The Heyday in the Blood by Geraint Goodwin

Author:Geraint Goodwin [Geraint Goodwin]
Language: eng
Format: epub
ISBN: 9781906998691
Publisher: Parthian Books
Published: 2011-09-15T00:00:00+00:00


CHAPTER XI

Summer had gone. The trees had wilted and thinned – the stacks, the roof of the inn, were there again through the trees. And then, as suddenly as the turning over of a page, it was autumn. For a few brief days the colours would hold, the deep bronze and gold of leaf, the tumult of colour piled up around the village. And then as suddenly that would go too. The hawthorn berries, blood red, hung like drops around about; the sloes with their soft moist bloom on them; the blackthorn with the dew on it, glistened in the first frost.

It was the time of the year that excited Evan most. He walked through the little shop, stripped and bare, and stood at the door. The earth had the hard crisp look that frost gives it.

He saw too much – though he was always telling himself that he did not see enough. He saw things separately and with a vivid sense that was wearing him out. Only seldom came that glimpse working through the body, and beyond the body in which the whole landscape would fuse and melt and become a whole.

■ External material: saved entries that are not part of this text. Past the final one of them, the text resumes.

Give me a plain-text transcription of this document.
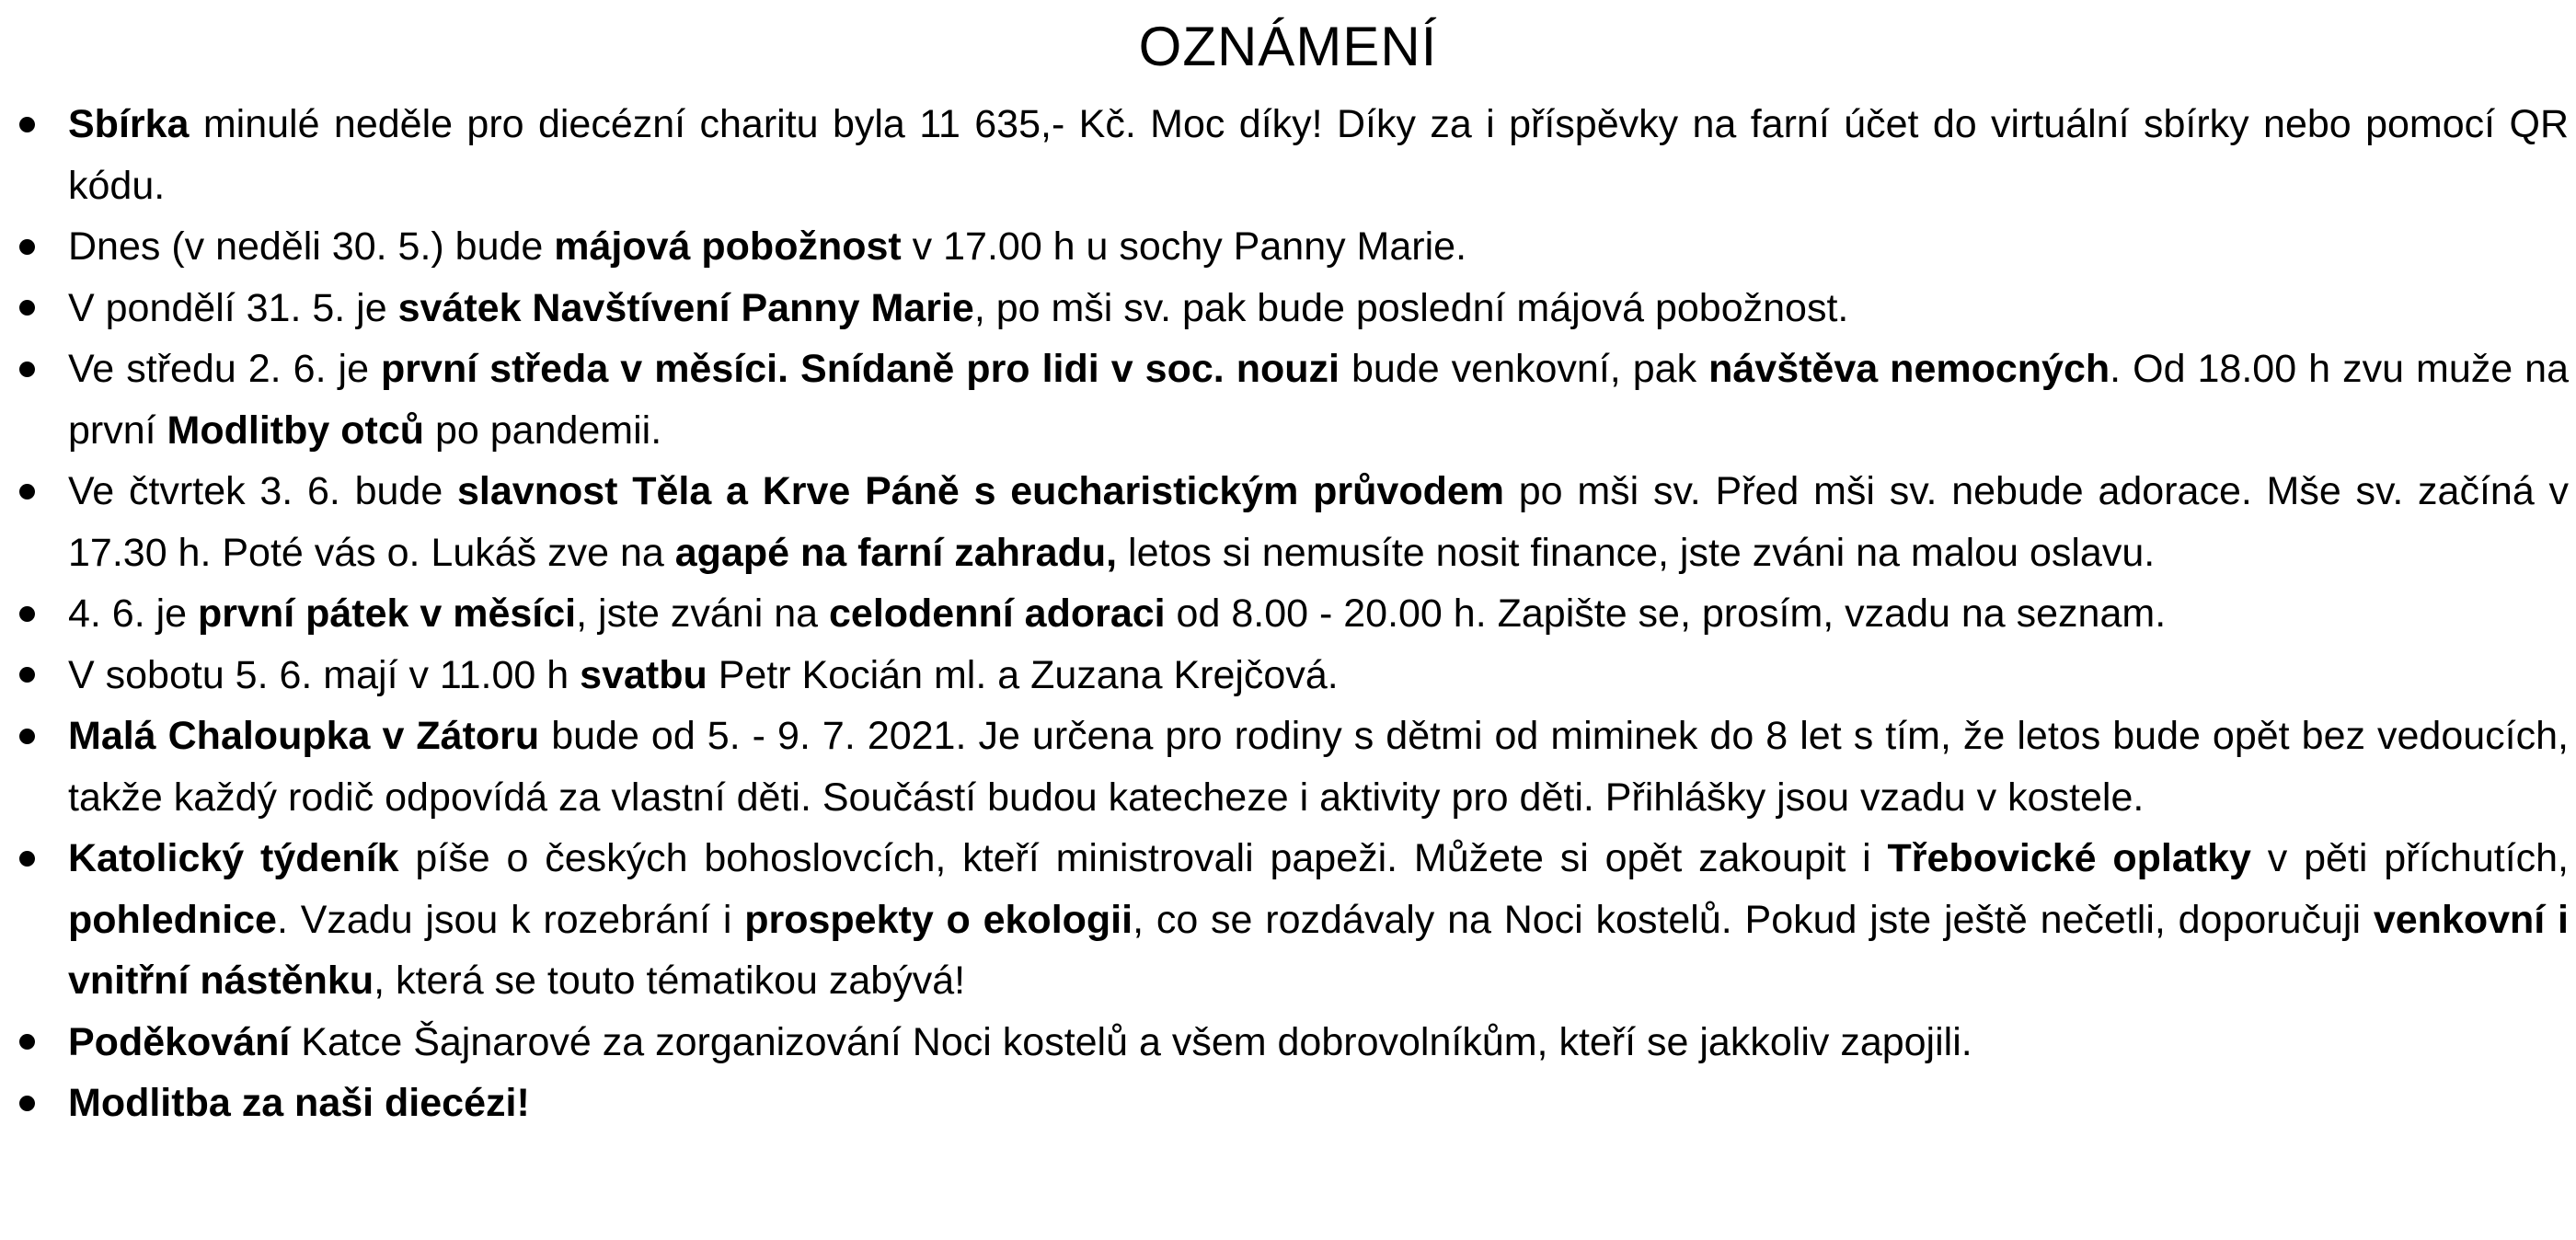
OZNÁMENÍ
Sbírka minulé neděle pro diecézní charitu byla 11 635,- Kč. Moc díky! Díky za i příspěvky na farní účet do virtuální sbírky nebo pomocí QR kódu.
Dnes (v neděli 30. 5.) bude májová pobožnost v 17.00 h u sochy Panny Marie.
V pondělí 31. 5. je svátek Navštívení Panny Marie, po mši sv. pak bude poslední májová pobožnost.
Ve středu 2. 6. je první středa v měsíci. Snídaně pro lidi v soc. nouzi bude venkovní, pak návštěva nemocných. Od 18.00 h zvu muže na první Modlitby otců po pandemii.
Ve čtvrtek 3. 6. bude slavnost Těla a Krve Páně s eucharistickým průvodem po mši sv. Před mši sv. nebude adorace. Mše sv. začíná v 17.30 h. Poté vás o. Lukáš zve na agapé na farní zahradu, letos si nemusíte nosit finance, jste zváni na malou oslavu.
4. 6. je první pátek v měsíci, jste zváni na celodenní adoraci od 8.00 - 20.00 h. Zapište se, prosím, vzadu na seznam.
V sobotu 5. 6. mají v 11.00 h svatbu Petr Kocián ml. a Zuzana Krejčová.
Malá Chaloupka v Zátoru bude od 5. - 9. 7. 2021. Je určena pro rodiny s dětmi od miminek do 8 let s tím, že letos bude opět bez vedoucích, takže každý rodič odpovídá za vlastní děti. Součástí budou katecheze i aktivity pro děti. Přihlášky jsou vzadu v kostele.
Katolický týdeník píše o českých bohoslovcích, kteří ministrovali papeži. Můžete si opět zakoupit i Třebovické oplatky v pěti příchutích, pohlednice. Vzadu jsou k rozebrání i prospekty o ekologii, co se rozdávaly na Noci kostelů. Pokud jste ještě nečetli, doporučuji venkovní i vnitřní nástěnku, která se touto tématikou zabývá!
Poděkování Katce Šajnarové za zorganizování Noci kostelů a všem dobrovolníkům, kteří se jakkoliv zapojili.
Modlitba za naši diecézi!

Before him a hill, cropped and sour, green with the sheen of frost on it. The cub hunting had begun and the fox had gone to earth up there. Backwards and forwards the horses went, framed in the sky. It was a wonderful sight, a man on a horse with the sky behind. Sometimes the horses were hidden and the riders seemed to be moving through space with an effortless, easy motion. He saw the sunlight pick out the horses, saw the flecks of foam on them, the wonderful lines of a horse seen in movement, and his heart thrilled at the sight.

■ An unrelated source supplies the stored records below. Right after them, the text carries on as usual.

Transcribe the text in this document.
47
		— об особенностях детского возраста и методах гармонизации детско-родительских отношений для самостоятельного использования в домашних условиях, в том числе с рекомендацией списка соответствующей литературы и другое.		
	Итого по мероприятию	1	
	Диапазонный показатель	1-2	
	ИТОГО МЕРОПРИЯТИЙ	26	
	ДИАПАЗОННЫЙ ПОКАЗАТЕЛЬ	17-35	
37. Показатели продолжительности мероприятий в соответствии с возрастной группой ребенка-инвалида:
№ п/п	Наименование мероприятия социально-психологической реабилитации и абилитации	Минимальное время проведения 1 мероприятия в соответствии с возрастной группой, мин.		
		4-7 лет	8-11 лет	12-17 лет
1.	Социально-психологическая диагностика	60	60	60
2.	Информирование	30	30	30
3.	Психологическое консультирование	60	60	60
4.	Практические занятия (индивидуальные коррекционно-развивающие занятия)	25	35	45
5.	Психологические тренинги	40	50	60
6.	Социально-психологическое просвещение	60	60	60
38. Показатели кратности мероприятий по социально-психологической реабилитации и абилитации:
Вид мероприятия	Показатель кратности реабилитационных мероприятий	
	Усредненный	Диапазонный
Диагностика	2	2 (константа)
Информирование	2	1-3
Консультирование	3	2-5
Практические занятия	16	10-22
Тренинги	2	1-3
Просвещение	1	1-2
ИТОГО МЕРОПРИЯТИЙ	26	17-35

Now and again he could hear the thud, thud of the spades striking the hard earth, and as he went beyond sight and thought he felt the old horror that he always felt. So lovely a thing as a fox on so lovely a morning, to be tossed up to the dogs and torn to pieces in a slaver of blood.

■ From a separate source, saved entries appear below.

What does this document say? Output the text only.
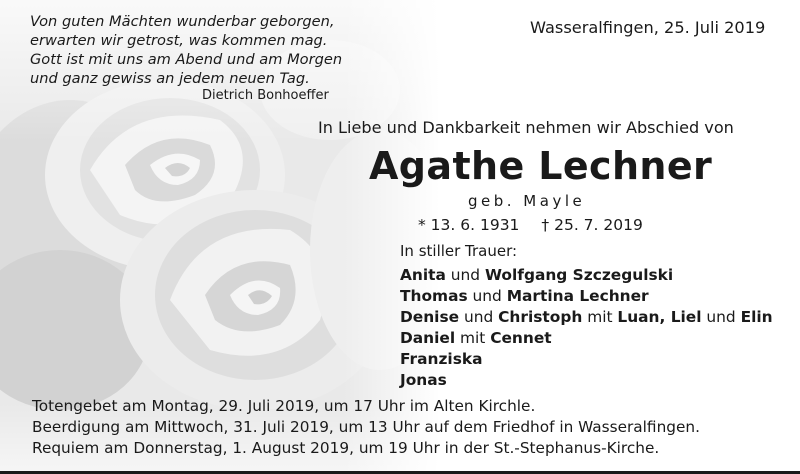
Von guten Mächten wunderbar geborgen,
erwarten wir getrost, was kommen mag.
Gott ist mit uns am Abend und am Morgen
und ganz gewiss an jedem neuen Tag.
Dietrich Bonhoeffer
Wasseralfingen, 25. Juli 2019
In Liebe und Dankbarkeit nehmen wir Abschied von
Agathe Lechner
geb. Mayle
* 13. 6. 1931 † 25. 7. 2019
In stiller Trauer:
Anita und Wolfgang Szczegulski
Thomas und Martina Lechner
Denise und Christoph mit Luan, Liel und Elin
Daniel mit Cennet
Franziska
Jonas
Totengebet am Montag, 29. Juli 2019, um 17 Uhr im Alten Kirchle.
Beerdigung am Mittwoch, 31. Juli 2019, um 13 Uhr auf dem Friedhof in Wasseralfingen.
Requiem am Donnerstag, 1. August 2019, um 19 Uhr in der St.-Stephanus-Kirche.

He felt the old panic, the old fear well up. Once to slip off this ecstatic state he was down in the depths. For all his love of life Evan was afraid of it, with a fear he dared not utter nor even contemplate. It was enough that it was there.

‘Evan… Evan!’ His mother’s voice came to him from upstairs like a croak.

‘Coming, Mam,’ he shouted. Then he took the little teapot of pap which was warming on the hob up to her. He knew that she was dying. If he began to think then there was no end to his thinking. But he took a tip from the district nurse who came every day to do her dressing – a job, something to be done with a bustle and a few cheery words which were always on tap. If one refused to feel, if one shut out feeling, life was something quite different.